12/12/2011: Yale researchers have published promising data supporting further exploration into a novel treatment for the symptoms of schizophrenia. The study, by authors affiliated with Yale University School of Medicine's Department of Psychiatry, the West Haven campus of the Veterans Affairs Connecticut Healthcare System, and the Clinical Neuroscience Research Unit of the Connecticut Mental Health Center, was released online in late November ahead of publication in the journal Neuropsychopharmacology.
In a double-blind study, healthy subjects were administered active or placebo compound (Org 25935) in random order followed by the drug ketamine, which is known to induce schizophrenia-like psychotic symptoms. Schizophrenia-like effects of ketamine, as measured by the Positive and Negative Syndrome Scale (PANSS), as well as perceptual alterations, as measured by the Clinician Administered Dissociative Symptoms Scale (CADSS), were significantly reduced by treatment with Org 25935, a glycine transporter inhibitor.

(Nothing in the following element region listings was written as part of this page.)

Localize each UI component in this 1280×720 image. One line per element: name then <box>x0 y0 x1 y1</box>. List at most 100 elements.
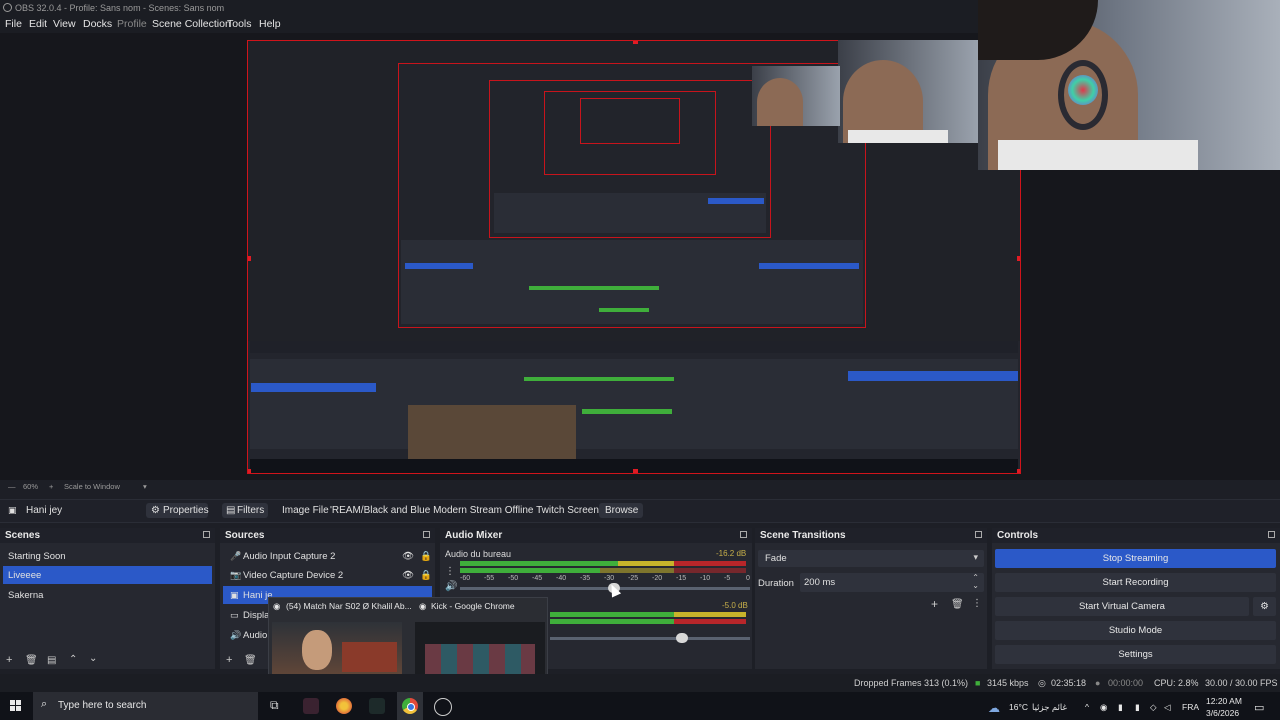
source-item[interactable]: 📷 Video Capture Device 2 👁 🔒 <box>223 566 432 584</box>
filters-icon: ▤ <box>226 505 236 516</box>
scene-item[interactable]: Starting Soon <box>3 547 212 565</box>
button-label: Studio Mode <box>1108 625 1163 636</box>
volume-slider-handle[interactable] <box>676 633 688 643</box>
record-icon: ● <box>1095 678 1101 688</box>
source-label: Video Capture Device 2 <box>243 570 344 581</box>
wifi-icon[interactable]: ◇ <box>1150 702 1157 713</box>
settings-button[interactable]: Settings <box>995 645 1276 664</box>
add-scene-icon[interactable]: + <box>6 654 12 666</box>
start-virtual-camera-button[interactable]: Start Virtual Camera <box>995 597 1249 616</box>
obs-taskbar-icon[interactable] <box>434 698 452 716</box>
clock-date[interactable]: 3/6/2026 <box>1206 708 1239 718</box>
zoom-out-button[interactable]: — <box>8 482 16 491</box>
fps: 30.00 / 30.00 FPS <box>1205 678 1278 688</box>
plus-icon[interactable]: + <box>226 654 232 666</box>
properties-button[interactable]: ⚙ Properties <box>146 503 209 518</box>
virtual-camera-settings-button[interactable]: ⚙ <box>1253 597 1276 616</box>
menu-profile[interactable]: Profile <box>117 18 147 30</box>
volume-slider-track[interactable] <box>460 587 750 590</box>
speaker-icon[interactable]: ◁ <box>1164 702 1171 713</box>
scene-label: Starting Soon <box>8 551 66 562</box>
menu-help[interactable]: Help <box>259 18 281 30</box>
menu-file[interactable]: File <box>5 18 22 30</box>
zoom-level: 60% <box>23 482 39 491</box>
chevron-up-icon[interactable]: ^ <box>1085 702 1089 712</box>
terminal-icon[interactable] <box>369 698 385 714</box>
task-view-icon[interactable]: ⧉ <box>270 698 286 714</box>
stop-streaming-button[interactable]: Stop Streaming <box>995 549 1276 568</box>
trash-icon[interactable]: 🗑 <box>25 655 38 666</box>
thumbnail-title[interactable]: Kick - Google Chrome <box>431 601 515 611</box>
dropped-frames: Dropped Frames 313 (0.1%) <box>854 678 969 688</box>
scale-mode-dropdown-icon[interactable]: ▾ <box>143 482 147 491</box>
duration-spinbox[interactable]: 200 ms ⌃ ⌄ <box>800 573 984 592</box>
app-icon[interactable] <box>303 698 319 714</box>
eye-icon[interactable]: 👁 <box>402 570 414 581</box>
button-label: Stop Streaming <box>1102 553 1169 564</box>
obs-icon <box>3 3 12 12</box>
taskbar-search[interactable]: ⌕ Type here to search <box>33 692 258 720</box>
browser-icon[interactable] <box>336 698 352 714</box>
move-down-icon[interactable]: ⌄ <box>89 653 97 664</box>
button-label: Settings <box>1118 649 1153 660</box>
scene-item[interactable]: Sakerna <box>3 586 212 604</box>
source-label: Audio <box>243 630 268 641</box>
status-bar: Dropped Frames 313 (0.1%) ■ 3145 kbps ◎ … <box>0 674 1280 692</box>
language-indicator[interactable]: FRA <box>1182 702 1199 712</box>
dock-float-icon[interactable] <box>1268 531 1275 538</box>
dock-float-icon[interactable] <box>423 531 430 538</box>
bitrate: 3145 kbps <box>987 678 1029 688</box>
notification-icon[interactable]: ▭ <box>1254 701 1264 714</box>
dock-float-icon[interactable] <box>975 531 982 538</box>
tray-app-icon[interactable]: ◉ <box>1100 702 1107 713</box>
dock-float-icon[interactable] <box>740 531 747 538</box>
menu-scene-collection[interactable]: Scene Collection <box>152 18 231 30</box>
plus-icon[interactable]: + <box>931 597 938 611</box>
source-item[interactable]: 🎤 Audio Input Capture 2 👁 🔒 <box>223 547 432 565</box>
menu-tools[interactable]: Tools <box>227 18 252 30</box>
spin-down-icon[interactable]: ⌄ <box>972 581 979 590</box>
more-options-icon[interactable]: ⋮ <box>972 598 982 609</box>
scale-mode[interactable]: Scale to Window <box>64 482 120 491</box>
channel-menu-icon[interactable]: ⋮ <box>445 566 455 577</box>
speaker-icon[interactable]: 🔊 <box>445 581 457 592</box>
start-recording-button[interactable]: Start Recording <box>995 573 1276 592</box>
network-icon[interactable]: ▮ <box>1118 702 1123 713</box>
trash-icon[interactable]: 🗑 <box>951 599 964 610</box>
filters-button[interactable]: ▤ Filters <box>222 503 268 518</box>
zoom-in-button[interactable]: + <box>49 482 53 491</box>
channel-name: Audio du bureau <box>445 549 512 559</box>
thumbnail-title[interactable]: (54) Match Nar S02 Ø Khalil Ab... <box>286 601 412 611</box>
eye-icon[interactable]: 👁 <box>402 551 414 562</box>
menu-edit[interactable]: Edit <box>29 18 47 30</box>
level-meter-green <box>460 568 600 573</box>
chrome-taskbar-button[interactable] <box>397 692 423 720</box>
microphone-icon[interactable]: ▮ <box>1135 702 1140 713</box>
menu-docks[interactable]: Docks <box>83 18 112 30</box>
level-meter-red <box>674 568 746 573</box>
scene-transitions-title: Scene Transitions <box>760 530 846 541</box>
channel-level: -16.2 dB <box>716 549 747 558</box>
transition-select[interactable]: Fade ▾ <box>758 550 984 567</box>
clock-time[interactable]: 12:20 AM <box>1206 696 1242 706</box>
menu-view[interactable]: View <box>53 18 76 30</box>
studio-mode-button[interactable]: Studio Mode <box>995 621 1276 640</box>
camera-icon: 📷 <box>230 570 242 580</box>
source-toolbar: ▣ Hani jey ⚙ Properties ▤ Filters Image … <box>0 499 1280 523</box>
level-meter-yellow <box>618 561 674 566</box>
webcam-feed <box>978 0 1280 170</box>
weather-icon: ☁ <box>988 701 1000 715</box>
level-meter-green <box>460 561 618 566</box>
windows-icon[interactable] <box>10 700 22 712</box>
dock-float-icon[interactable] <box>203 531 210 538</box>
lock-icon[interactable]: 🔒 <box>420 570 432 581</box>
properties-label: Properties <box>163 505 209 516</box>
filters-icon[interactable]: ▤ <box>47 655 56 666</box>
move-up-icon[interactable]: ⌃ <box>69 654 77 665</box>
volume-slider-track[interactable] <box>550 637 750 640</box>
trash-icon[interactable]: 🗑 <box>244 655 257 666</box>
scene-item-selected[interactable]: Liveeee <box>3 566 212 584</box>
image-source-icon: ▣ <box>8 505 17 515</box>
lock-icon[interactable]: 🔒 <box>420 551 432 562</box>
browse-button[interactable]: Browse <box>599 503 643 518</box>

Deepak Cyril D'Souza, MD, Associate Professor of Psychiatry at Yale and the study's lead author, noted "To our knowledge this is the first study in humans demonstrating that pretreatment with a glycine transport inhibitor such as Org 25935 reduced some of the transient schizophrenia-like effects of ketamine. The findings provide preliminary support for further testing of this approach in the treatment of schizophrenia." Dr. D'Souza also serves as Director of the VA Connecticut Healthcare System's Schizophrenia Research Program.
Dr. D'Souza continued, "There is a need to develop new treatments for schizophrenia based on novel hypotheses. Drugs that can block or reduce the effects of ketamine such as glycine transporter inhibitors warrant further exploration as possible treatments for schizophrenia. However, any potential treatment for schizophrenia will eventually have to be tested in individuals diagnosed with schizophrenia. Of note, the results of a recent clinical trial with a different glycine transporter inhibitor (RG1678) in individuals diagnosed with schizophrenia, are promising."
Other Yale authors on this study include Nagendra Singh, Jacqueline Elander, Michelle Carbuto, Brian Pittman, and Mohini Ranganathan.